A relatively new, hybrid academic discipline, geobiology is a concentrated effort a to understand the co-evolution of Earth, life and the interaction of different life forms with Earth materials. New technologies such as gene sequencing and mass spectrometry have helped drive growth in the field in the past two decades. The addition of Kevin Boyce and Paula Welander strengthens Stanford’s presence in the field.
In one sense, geobiology has been around as long as there has been life on Earth. But as a field of academic endeavor, it’s really only taken hold in the last 15 to 20 years. So what is this hybrid discipline and why is it flowering now?
“Geobiology is a concentrated effort to understand the co-evolution of Earth and life, the understanding that it is really one system and not two separate ones,” said paleontologist – and geobiologist – Jonathan Payne, associate professor of geological and environmental sciences. The interactions of life forms with Earth materials, including solids, water and atmosphere, result in a variety of natural biogeochemical processes that have shaped the continents, formed the soils, determined the oxidation history of Earth’s atmosphere, resulted in the composition of the oceans, and released toxic elements into groundwater aquifers.
Much of the driving force behind the blossoming of research in geobiology has been new technology. From the biology realm, the advent of gene sequencing enable researchers to delve deeper into the physiology of microbes and learn how their metabolisms influence their environments. From physics, new types of mass spectrometers allow scientists to determine isotope ratios of a multiplicity of elements and track geochemical cycles on a range of time scales, gaining a deeper understanding of how different environments, including oceans and the atmosphere, have changed.
With increasingly powerful desktop computers, researchers can create and manipulate massive databases of organisms, fossil or living, to map the changing distribution of life over time and how that relates to macro-scale changes in climate, plate tectonics and local environment.
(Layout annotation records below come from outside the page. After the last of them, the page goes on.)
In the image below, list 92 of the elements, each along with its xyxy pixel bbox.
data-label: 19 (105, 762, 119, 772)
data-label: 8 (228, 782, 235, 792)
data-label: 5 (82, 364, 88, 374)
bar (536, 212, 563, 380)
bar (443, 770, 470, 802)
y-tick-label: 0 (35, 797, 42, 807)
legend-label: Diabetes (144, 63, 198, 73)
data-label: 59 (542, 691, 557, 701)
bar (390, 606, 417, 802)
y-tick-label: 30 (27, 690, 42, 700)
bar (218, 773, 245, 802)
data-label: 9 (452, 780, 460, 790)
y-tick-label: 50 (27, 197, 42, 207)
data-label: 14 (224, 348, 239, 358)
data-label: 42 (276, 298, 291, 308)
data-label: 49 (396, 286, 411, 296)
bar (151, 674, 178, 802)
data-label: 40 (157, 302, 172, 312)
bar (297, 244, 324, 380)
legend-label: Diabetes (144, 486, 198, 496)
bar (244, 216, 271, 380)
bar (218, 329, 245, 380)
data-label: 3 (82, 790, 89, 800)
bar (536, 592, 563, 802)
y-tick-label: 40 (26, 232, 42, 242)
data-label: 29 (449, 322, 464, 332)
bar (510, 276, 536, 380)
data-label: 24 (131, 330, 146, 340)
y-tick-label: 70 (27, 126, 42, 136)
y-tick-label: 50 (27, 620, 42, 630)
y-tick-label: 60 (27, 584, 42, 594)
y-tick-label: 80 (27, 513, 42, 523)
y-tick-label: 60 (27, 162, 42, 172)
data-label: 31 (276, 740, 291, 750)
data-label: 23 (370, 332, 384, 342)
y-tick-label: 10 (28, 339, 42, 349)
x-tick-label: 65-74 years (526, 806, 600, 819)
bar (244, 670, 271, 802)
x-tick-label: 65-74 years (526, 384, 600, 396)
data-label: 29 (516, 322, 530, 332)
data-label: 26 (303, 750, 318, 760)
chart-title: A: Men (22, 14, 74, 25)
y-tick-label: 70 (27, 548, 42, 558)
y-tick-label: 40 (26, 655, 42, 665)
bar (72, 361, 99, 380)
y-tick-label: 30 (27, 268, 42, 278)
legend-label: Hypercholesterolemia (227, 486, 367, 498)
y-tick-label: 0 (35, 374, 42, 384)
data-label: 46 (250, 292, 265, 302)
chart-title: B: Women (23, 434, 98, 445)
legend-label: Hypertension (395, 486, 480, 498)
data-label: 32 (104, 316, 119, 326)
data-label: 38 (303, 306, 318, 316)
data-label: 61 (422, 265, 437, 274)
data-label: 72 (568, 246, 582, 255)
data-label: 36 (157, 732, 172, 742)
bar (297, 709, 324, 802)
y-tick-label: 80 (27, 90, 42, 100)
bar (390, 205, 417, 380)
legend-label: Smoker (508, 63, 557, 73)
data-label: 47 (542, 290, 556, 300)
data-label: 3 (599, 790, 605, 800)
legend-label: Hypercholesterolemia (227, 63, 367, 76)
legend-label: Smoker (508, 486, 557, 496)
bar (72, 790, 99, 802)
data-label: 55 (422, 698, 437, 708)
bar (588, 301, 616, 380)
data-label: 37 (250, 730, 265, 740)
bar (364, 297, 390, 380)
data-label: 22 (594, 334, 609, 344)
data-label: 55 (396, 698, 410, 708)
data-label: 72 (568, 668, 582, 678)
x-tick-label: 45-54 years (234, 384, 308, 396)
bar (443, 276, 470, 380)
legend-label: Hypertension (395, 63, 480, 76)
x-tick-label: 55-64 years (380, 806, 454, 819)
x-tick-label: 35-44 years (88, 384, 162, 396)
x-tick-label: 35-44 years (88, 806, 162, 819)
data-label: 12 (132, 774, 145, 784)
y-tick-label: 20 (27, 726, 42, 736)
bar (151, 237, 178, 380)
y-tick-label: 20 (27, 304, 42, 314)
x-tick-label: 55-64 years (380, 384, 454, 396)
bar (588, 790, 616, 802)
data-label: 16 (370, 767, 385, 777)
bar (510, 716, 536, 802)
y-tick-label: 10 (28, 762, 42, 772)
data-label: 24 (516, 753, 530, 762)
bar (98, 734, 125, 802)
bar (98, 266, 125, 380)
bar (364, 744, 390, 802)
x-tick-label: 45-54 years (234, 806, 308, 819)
Supercomputers, which can assess vast ranges of possibilities at high speed, such as the various geometries atoms might form in bonding to one another, have been invaluable to Gordon Brown, chair of the department of geological and environmental sciences, in studying how water and aqueous complexes interact with the surface of a mineral and are affected by microbial organisms in the form of biofilm coatings on mineral surfaces.
Synchrotron x-ray sources, such as the SLAC National Accelerator Laboratory, “allow us to do things we could never have dreamed of doing before,” said Brown, who pioneered the use of extremely intense x-rays from synchrotron radiation in probing the molecular-level environments of atoms and molecules in Earth materials. Such high-energy tools also let researchers precisely map the locations of elements and organic compounds within an individual fossil, helping them understand how ancient animals might have functioned biologically.
The School of Earth Sciences has added to its roster of geobiology researchers with the recent hiring of microbiologist Paula Welander and paleobotanist and MacArthur fellowship recipient Kevin Boyce (see related stories), and is seeking to hire additional geobiology faculty.
The newcomers join a group that includes Chris Francis, associate professor of environmental Earth systems science, who studies microbial geochemical cycling of nitrogen and metals in the environment, and senior faculty Norm Sleep, professor of geophysics, and Dennis Bird, Donald Lowe and Gordon Brown, all professors of geological and environmental sciences.
The greater geobiology umbrella also covers faculty from schools and departments outside Earth Sciences, including Peter Vitousek, professor of biology, who studies nutrient cycling, and Alfred Spormann, professor of civil and environmental engineering, and chemical engineering, whose research includes fundamental metabolic processes of anaerobic microorganisms and their application to bioenergy and bioremediation. The expansion of the program in the School of Earth Sciences opens up opportunities for collaborative research that can connect many research programs within the School as well as in other Stanford schools beyond those that currently exist.
Given the relevance of geobiological research to Earth processes on scales from the atomic to the planetary and over timespans from less than a second to billions of years, this group of researchers should have interesting – and challenging – times ahead of them. Earth sciences in the 20th century were revolutionized by advances in chemistry and physics, said Payne, who counts himself among those who anticipate that many of the fundamental insights that will impact Earth sciences in the 21st century will relate to the role of biology in Earth processes. “After all, when you think about geochemical cycles, almost all of the chemistry that happens is mediated one way or another by organisms,” Payne said.
Lou Bergeron is a science writer based in the San Francisco Bay Area.